Clawvid
AI Skill to create short-form video generation with OpenClaw
Install / Use
/learn @neur0map/ClawvidREADME
ClawVid
Status: Beta — End-to-end pipeline working. TTS-driven timing (narration drives scene duration), voice consistency (voice cloning across scenes), subtitle sync, aspect-ratio-safe encoding, Kling 2.6 video, Remotion rendering, word-level subtitles, and multi-track audio. 97 tests passing. Edge cases and hardening still in progress.
AI-powered short-form video generation CLI for OpenClaw.

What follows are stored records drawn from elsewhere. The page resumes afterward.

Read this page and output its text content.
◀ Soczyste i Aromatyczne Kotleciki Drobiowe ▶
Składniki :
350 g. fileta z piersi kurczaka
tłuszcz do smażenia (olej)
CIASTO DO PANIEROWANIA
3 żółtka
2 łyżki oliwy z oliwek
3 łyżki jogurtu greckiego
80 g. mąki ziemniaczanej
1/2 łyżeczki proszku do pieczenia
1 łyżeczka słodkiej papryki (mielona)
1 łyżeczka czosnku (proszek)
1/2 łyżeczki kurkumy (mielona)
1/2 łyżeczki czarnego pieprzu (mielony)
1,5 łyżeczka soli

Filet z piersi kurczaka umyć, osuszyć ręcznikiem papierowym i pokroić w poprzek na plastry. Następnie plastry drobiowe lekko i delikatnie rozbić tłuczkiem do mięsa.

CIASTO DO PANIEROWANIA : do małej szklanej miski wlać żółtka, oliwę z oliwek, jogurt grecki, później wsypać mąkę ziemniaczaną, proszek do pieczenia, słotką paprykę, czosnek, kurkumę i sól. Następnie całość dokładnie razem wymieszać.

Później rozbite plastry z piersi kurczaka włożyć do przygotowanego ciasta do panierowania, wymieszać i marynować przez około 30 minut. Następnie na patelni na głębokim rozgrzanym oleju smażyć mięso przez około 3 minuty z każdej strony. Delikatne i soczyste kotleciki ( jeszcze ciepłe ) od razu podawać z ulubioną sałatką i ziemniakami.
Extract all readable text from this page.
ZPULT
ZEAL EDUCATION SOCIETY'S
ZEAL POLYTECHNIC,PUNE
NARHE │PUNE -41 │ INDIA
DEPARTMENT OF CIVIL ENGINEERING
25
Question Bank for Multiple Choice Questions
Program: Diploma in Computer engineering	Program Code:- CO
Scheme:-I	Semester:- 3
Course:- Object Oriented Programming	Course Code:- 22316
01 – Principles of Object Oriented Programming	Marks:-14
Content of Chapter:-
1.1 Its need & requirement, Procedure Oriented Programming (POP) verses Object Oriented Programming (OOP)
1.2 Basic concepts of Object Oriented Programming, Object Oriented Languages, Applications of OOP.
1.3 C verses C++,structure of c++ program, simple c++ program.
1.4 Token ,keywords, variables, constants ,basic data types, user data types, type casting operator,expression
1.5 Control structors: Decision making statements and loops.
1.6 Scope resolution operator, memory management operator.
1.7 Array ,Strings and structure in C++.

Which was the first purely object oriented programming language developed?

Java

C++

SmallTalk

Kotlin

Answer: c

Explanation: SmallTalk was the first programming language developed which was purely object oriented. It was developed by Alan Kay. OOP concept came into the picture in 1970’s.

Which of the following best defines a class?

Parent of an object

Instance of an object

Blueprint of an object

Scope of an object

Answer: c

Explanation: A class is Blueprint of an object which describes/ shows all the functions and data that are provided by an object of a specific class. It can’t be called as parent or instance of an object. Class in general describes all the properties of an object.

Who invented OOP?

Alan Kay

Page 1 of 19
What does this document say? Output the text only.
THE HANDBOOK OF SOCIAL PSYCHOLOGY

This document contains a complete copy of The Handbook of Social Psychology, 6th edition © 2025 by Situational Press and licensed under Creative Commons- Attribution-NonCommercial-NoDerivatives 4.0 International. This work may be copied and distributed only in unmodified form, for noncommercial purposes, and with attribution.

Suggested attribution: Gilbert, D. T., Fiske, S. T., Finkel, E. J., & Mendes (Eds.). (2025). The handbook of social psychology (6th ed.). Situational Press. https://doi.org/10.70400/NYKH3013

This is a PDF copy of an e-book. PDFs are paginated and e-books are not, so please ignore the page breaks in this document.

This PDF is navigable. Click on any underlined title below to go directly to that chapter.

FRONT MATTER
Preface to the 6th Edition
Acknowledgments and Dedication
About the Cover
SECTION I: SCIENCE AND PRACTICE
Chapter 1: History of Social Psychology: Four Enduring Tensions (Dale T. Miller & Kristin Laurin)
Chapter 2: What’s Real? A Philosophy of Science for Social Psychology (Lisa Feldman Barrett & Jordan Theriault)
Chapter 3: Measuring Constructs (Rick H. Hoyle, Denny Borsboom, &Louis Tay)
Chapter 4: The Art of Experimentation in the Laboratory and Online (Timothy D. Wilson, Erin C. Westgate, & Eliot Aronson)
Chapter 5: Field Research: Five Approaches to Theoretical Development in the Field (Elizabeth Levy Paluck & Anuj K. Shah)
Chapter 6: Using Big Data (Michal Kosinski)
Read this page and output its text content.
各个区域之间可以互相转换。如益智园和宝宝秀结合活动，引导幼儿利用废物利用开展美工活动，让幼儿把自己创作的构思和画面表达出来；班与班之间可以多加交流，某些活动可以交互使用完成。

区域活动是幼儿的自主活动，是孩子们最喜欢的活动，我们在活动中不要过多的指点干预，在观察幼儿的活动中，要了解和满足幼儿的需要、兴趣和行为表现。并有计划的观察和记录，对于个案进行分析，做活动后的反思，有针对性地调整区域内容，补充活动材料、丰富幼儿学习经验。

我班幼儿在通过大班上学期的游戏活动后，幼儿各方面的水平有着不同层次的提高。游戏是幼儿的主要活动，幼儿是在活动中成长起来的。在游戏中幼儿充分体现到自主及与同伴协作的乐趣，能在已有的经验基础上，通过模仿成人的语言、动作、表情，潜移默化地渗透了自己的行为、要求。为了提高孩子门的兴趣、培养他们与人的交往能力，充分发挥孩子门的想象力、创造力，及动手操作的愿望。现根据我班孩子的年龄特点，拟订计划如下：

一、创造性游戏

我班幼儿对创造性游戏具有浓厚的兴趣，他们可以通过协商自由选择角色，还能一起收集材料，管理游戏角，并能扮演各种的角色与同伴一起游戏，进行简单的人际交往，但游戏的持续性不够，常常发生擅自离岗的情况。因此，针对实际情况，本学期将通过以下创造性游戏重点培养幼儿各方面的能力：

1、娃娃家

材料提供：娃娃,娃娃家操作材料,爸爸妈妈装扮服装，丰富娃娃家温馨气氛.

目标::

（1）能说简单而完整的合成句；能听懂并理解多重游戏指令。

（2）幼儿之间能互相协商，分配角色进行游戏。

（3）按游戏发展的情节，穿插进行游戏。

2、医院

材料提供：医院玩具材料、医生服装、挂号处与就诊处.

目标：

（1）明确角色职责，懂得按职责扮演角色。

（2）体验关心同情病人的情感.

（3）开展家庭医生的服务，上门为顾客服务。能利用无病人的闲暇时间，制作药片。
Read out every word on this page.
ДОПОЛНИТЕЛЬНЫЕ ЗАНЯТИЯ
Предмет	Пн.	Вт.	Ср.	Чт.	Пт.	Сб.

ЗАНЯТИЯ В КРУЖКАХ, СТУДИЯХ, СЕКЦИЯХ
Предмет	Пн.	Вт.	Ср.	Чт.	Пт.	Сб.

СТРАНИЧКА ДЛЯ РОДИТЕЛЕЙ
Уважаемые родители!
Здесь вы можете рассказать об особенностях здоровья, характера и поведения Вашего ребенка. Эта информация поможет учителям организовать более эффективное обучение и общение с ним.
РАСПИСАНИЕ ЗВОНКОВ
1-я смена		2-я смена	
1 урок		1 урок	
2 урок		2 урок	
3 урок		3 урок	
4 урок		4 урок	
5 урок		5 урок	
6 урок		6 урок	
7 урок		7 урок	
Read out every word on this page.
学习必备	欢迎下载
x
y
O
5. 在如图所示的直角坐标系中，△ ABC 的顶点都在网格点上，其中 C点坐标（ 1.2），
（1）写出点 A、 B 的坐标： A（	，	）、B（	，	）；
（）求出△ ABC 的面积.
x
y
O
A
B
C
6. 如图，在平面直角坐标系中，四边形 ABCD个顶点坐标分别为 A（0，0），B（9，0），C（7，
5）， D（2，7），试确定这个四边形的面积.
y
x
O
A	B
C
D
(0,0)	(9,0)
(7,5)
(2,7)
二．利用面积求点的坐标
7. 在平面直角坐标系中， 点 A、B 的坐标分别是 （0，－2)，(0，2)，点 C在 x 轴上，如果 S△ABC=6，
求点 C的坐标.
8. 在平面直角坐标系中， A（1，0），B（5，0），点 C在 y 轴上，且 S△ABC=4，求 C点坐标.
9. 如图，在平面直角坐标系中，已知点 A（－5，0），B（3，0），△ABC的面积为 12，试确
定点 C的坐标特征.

Generate YouTube Shorts, TikToks, and Instagram Reels from text prompts. The OpenClaw agent orchestrates the entire pipeline — planning scenes, writing prompts, and generating a workflow JSON that ClawVid executes end-to-end.
How It Works
User: "Make a horror video about a haunted library"
|
v
OpenClaw Agent (reads SKILL.md)
- Asks clarifying questions
- Plans scenes with timing
- Writes image/video prompts
- Plans sound effects + music
- Creates workflow.json
- Runs: clawvid generate --workflow workflow.json
|
v
ClawVid Pipeline (TTS-first, 6 phases)
Phase 1. Generate TTS narration (qwen-3-tts, voice cloning for consistency)
Phase 2. Compute timing (scene durations derived from actual TTS length)
Phase 3. Generate images via fal.ai (kling-image/v3 or nano-banana-pro)
Phase 4. Generate video clips via fal.ai (Kling 2.6 Pro)
Phase 5. Generate sound effects via fal.ai (beatoven)
Phase 6. Generate background music via fal.ai (beatoven)
+ Position narration at scene starts (adelay, not sequential concat)
+ Process audio (trim, normalize, multi-track mix)
+ Generate subtitles (Whisper word-level, offset by scene start)
+ Render compositions (Remotion: 16:9 + 9:16 with effects)
+ Post-process (FFmpeg: encode with aspect-ratio-safe scaling, thumbnails)
|
v
output/2026-02-11-haunted-library/
youtube/ haunted-library.mp4 (1920x1080)
tiktok/ haunted-library.mp4 (1080x1920)
instagram/ haunted-library.mp4 (1080x1920)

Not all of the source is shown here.